In this novel, Carl has been away and when he returns, he finds himself dealing with Occupational Health & Safety who want to inspect the basement that has become his office for asbestos and the fact that Rose, his secretary has gone awol and sent her even odder sister Yrsa in her place. Only the intrigue of a new case, a new puzzle, occupies him when he receives a smashed glass bottle that contained a note written in blood in Danish. Carl first has to determine if the note is serious or a prank and then set about attempting to solve it.
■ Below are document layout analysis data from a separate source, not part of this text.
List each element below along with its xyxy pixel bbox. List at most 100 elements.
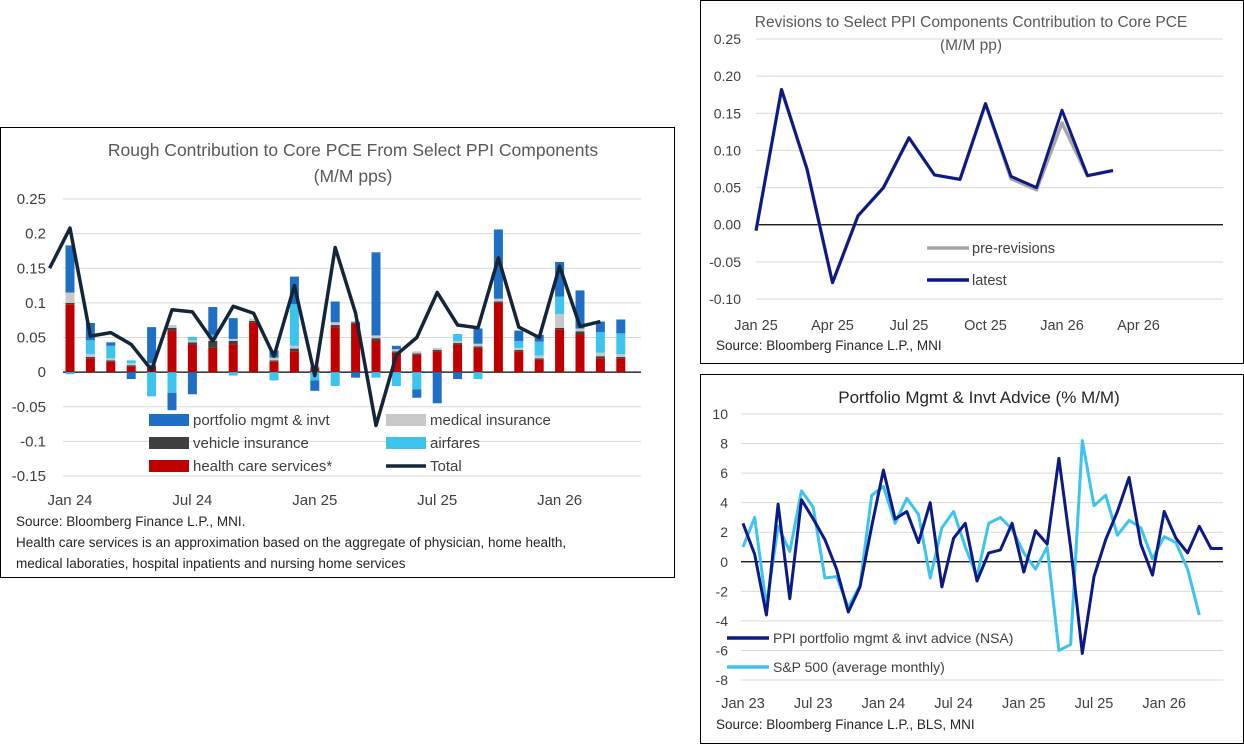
bar-health: [330, 327, 340, 373]
y-tick-label: 0.10: [714, 142, 741, 158]
line-navy: [754, 88, 1114, 285]
bar-health: [351, 323, 361, 373]
bar-health: [289, 351, 299, 373]
bar-portfolio: [126, 372, 136, 380]
bar-vehicle: [432, 349, 442, 352]
chart1-source: Source: Bloomberg Finance L.P., MNI. Hea…: [16, 511, 566, 574]
legend-label-medical: medical insurance: [430, 412, 551, 429]
bar-medical: [187, 340, 197, 343]
y-tick-label: 0.1: [25, 295, 46, 312]
legend-label-portfolio: portfolio mgmt & invt: [193, 412, 331, 429]
bar-portfolio: [371, 252, 381, 336]
legend-label-vehicle: vehicle insurance: [193, 435, 309, 452]
bar-airfares: [187, 336, 197, 341]
y-tick-label: -4: [716, 613, 729, 629]
bar-airfares: [616, 333, 626, 355]
bar-portfolio: [391, 345, 401, 350]
bar-medical: [269, 357, 279, 361]
bar-medical: [126, 363, 136, 366]
bar-portfolio: [616, 319, 626, 334]
bar-health: [473, 347, 483, 373]
bar-health: [453, 344, 463, 373]
legend-swatch-vehicle: [149, 437, 189, 449]
y-tick-label: -2: [716, 583, 729, 599]
bar-airfares: [85, 340, 95, 355]
bar-health: [555, 329, 565, 373]
bar-medical: [595, 352, 605, 357]
x-tick-label: Jan 24: [862, 696, 906, 712]
core-pce-contribution-panel: Rough Contribution to Core PCE From Sele…: [0, 127, 675, 578]
bar-medical: [514, 347, 524, 350]
y-tick-label: 0.15: [17, 260, 46, 277]
chart2-source: Source: Bloomberg Finance L.P., MNI: [716, 338, 942, 353]
bar-vehicle: [555, 327, 565, 330]
bar-health: [269, 361, 279, 373]
y-tick-label: -8: [716, 672, 729, 688]
bar-airfares: [534, 341, 544, 356]
bar-portfolio: [473, 328, 483, 344]
bar-vehicle: [412, 353, 422, 355]
bar-health: [106, 361, 116, 373]
bar-health: [432, 351, 442, 373]
bar-airfares: [412, 372, 422, 390]
bar-health: [371, 340, 381, 373]
legend-swatch-airfares: [386, 437, 426, 449]
bar-airfares: [555, 296, 565, 314]
x-tick-label: Jul 25: [890, 318, 929, 334]
bar-portfolio: [167, 392, 177, 411]
bar-portfolio: [412, 389, 422, 398]
bar-vehicle: [126, 365, 136, 367]
bar-portfolio: [453, 372, 463, 380]
y-tick-label: 0.15: [714, 105, 741, 121]
y-tick-label: 4: [720, 495, 728, 511]
legend-label-grey: pre-revisions: [972, 241, 1055, 257]
x-tick-label: Jul 25: [1075, 696, 1114, 712]
bar-vehicle: [391, 351, 401, 353]
bar-airfares: [208, 334, 218, 339]
bar-health: [575, 334, 585, 373]
y-tick-label: 10: [712, 406, 728, 422]
bar-portfolio: [575, 290, 585, 329]
x-tick-label: Jan 23: [721, 696, 765, 712]
y-tick-label: -0.15: [12, 468, 46, 485]
bar-medical: [249, 318, 259, 321]
x-tick-label: Jul 24: [172, 492, 212, 509]
bar-health: [249, 322, 259, 373]
x-tick-label: Jan 26: [1142, 696, 1186, 712]
bar-airfares: [147, 372, 157, 397]
bar-medical: [412, 351, 422, 354]
bar-vehicle: [575, 331, 585, 335]
bar-airfares: [514, 340, 524, 348]
bar-vehicle: [106, 360, 116, 362]
bar-health: [126, 366, 136, 373]
bar-health: [85, 358, 95, 373]
bar-airfares: [391, 372, 401, 386]
bar-health: [616, 358, 626, 373]
bar-vehicle: [167, 327, 177, 331]
bar-medical: [391, 349, 401, 352]
bar-health: [534, 359, 544, 373]
bar-portfolio: [351, 372, 361, 378]
y-tick-label: 0.05: [714, 180, 741, 196]
x-tick-label: Jan 26: [1040, 318, 1084, 334]
bar-airfares: [371, 372, 381, 378]
chart1-note-line: medical laboraties, hospital inpatients …: [16, 556, 406, 571]
y-tick-label: 0.25: [714, 31, 741, 47]
bar-portfolio: [65, 245, 75, 293]
y-tick-label: 0.00: [714, 217, 741, 233]
x-tick-label: Apr 25: [811, 318, 854, 334]
chart1-note-line: Health care services is an approximation…: [16, 535, 567, 550]
bar-airfares: [289, 304, 299, 346]
chart3-source: Source: Bloomberg Finance L.P., BLS, MNI: [716, 717, 975, 732]
bar-airfares: [473, 372, 483, 380]
bar-vehicle: [514, 349, 524, 352]
chart2-title: Revisions to Select PPI Components Contr…: [755, 14, 1188, 31]
x-tick-label: Oct 25: [964, 318, 1007, 334]
bar-airfares: [269, 372, 279, 381]
chart2-subtitle: (M/M pp): [940, 37, 1002, 54]
bar-medical: [147, 363, 157, 366]
bar-vehicle: [208, 340, 218, 348]
y-tick-label: -0.1: [20, 433, 46, 450]
legend-swatch-health: [149, 460, 189, 472]
x-tick-label: Jan 25: [1002, 696, 1046, 712]
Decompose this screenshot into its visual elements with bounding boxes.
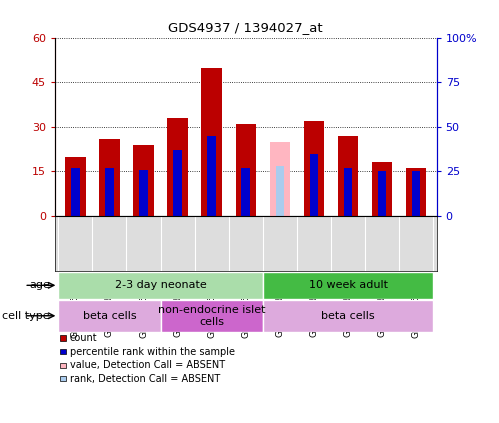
Bar [378, 171, 386, 216]
Bar [304, 121, 324, 216]
Bar [99, 139, 120, 216]
Text: beta cells: beta cells [83, 311, 136, 321]
Text: beta cells: beta cells [321, 311, 375, 321]
Bar [263, 300, 433, 332]
Bar [208, 136, 216, 216]
Bar [242, 168, 250, 216]
Bar [105, 168, 114, 216]
Bar [338, 136, 358, 216]
Text: age: age [29, 280, 50, 290]
Text: rank, Detection Call = ABSENT: rank, Detection Call = ABSENT [70, 374, 220, 384]
Bar [65, 157, 85, 216]
Bar [58, 300, 161, 332]
Text: 10 week adult: 10 week adult [308, 280, 388, 290]
Text: value, Detection Call = ABSENT: value, Detection Call = ABSENT [70, 360, 225, 370]
Bar [71, 168, 80, 216]
Bar [269, 142, 290, 216]
Bar [173, 150, 182, 216]
Text: cell type: cell type [2, 311, 50, 321]
Bar [167, 118, 188, 216]
Bar [372, 162, 392, 216]
Bar [310, 154, 318, 216]
Text: percentile rank within the sample: percentile rank within the sample [70, 346, 235, 357]
Text: count: count [70, 333, 97, 343]
Bar [412, 171, 421, 216]
Text: GDS4937 / 1394027_at: GDS4937 / 1394027_at [169, 21, 323, 34]
Text: 2-3 day neonate: 2-3 day neonate [115, 280, 207, 290]
Bar [133, 145, 154, 216]
Bar [161, 300, 263, 332]
Bar [58, 272, 263, 299]
Bar [275, 166, 284, 216]
Bar [139, 170, 148, 216]
Bar [263, 272, 433, 299]
Bar [344, 168, 352, 216]
Text: non-endocrine islet
cells: non-endocrine islet cells [158, 305, 265, 327]
Bar [406, 168, 427, 216]
Bar [236, 124, 256, 216]
Bar [202, 68, 222, 216]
In reviewing these books, I have to talk about the relationship between Carl and Assad again because it is brilliant. Author Jussi Adler-Olsen has long given the hint that Assad is more than he seems and although Carl has fleeting thoughts, he often overlooks Assad’s investigative skills and his ability to get himself out of trouble and hold his own in a fight or interrogation. In this novel, Carl finally begins to attempt to sort out just what Assad might be hiding – he realises that Assad doesn’t live where he claims (and perhaps hasn’t ever lived there) and all attempts to find Assad’s correct address fail. I absolutely love Assad. His amusing grasp on the foreign language, his hidden talents, the way in which he both irks and also endears himself to Carl is all so well done. I want to know more about him – always.

The mystery in this one is good. Seriously good. We are treated to lots of different points of view in order to build up the whole picture while Carl does the hard yards attempting to work it out. We gain an insight into the kidnapper’s motives, methods and victims, including how he keeps them quiet, even years later. We meet his wife and understand his home life and even see his childhood. It all pulls together to craft a chilling crime and I found myself so invested in the fates of some characters while I waited for the police to put together everything I already knew. It’s definitely a page turner and doesn’t feel like a 650+ page book at all!

We also get a bit more about Carl’s private life in this book: he has moved his friend and former colleague Hardy Henningsen in with him from the hospital. Hardy was paralysed in the same shooting that Carl was in and Carl deals with the guilt that he wasn’t as seriously injured (or killed) most days. He clearly wants to help his friend, because his friend has told him in no uncertain terms that he will die if he has to stay in hospital. However at the same time it’s a big responsibility and upheaval for him and those who live with him, including his stepson Jesper. Add in to the mix the fact that Carl’s ex-wife wants to return to his home and perhaps make another go of things (as she’s currently without a man) and his troubled sort-of romance with Mona, a department psychologist, there’s quite a lot going on in Carl’s life outside of work, to stress him out. What I like is that Carl isn’t obviously a mess on the outside – but dig a bit deeper and you find the scars and the uncertainty and the problems.

This installment has definitely maintained the standard and skill of the previous two and I’m super grateful that as of this time, there are two more to be translated into English (with hopefully more to come!)


Book #247 of 2013

**Please note that in some English markets this book may go by the title A Conspiracy of Faith.


One response to “Redemption – Jussi Adler-Olsen

  1. The Word Jar says:

    Thanks for the great review! I reviewed Keeper of Lost Causes (Mercy) last year, and I loved it. I had forgotten to see when the next books were released. I’ll have to pick them up!

    My favorite part of the whole book was the relationship between Carl and Assad. Assad is still one of my favorite characters. Glad to see you enjoyed him as well.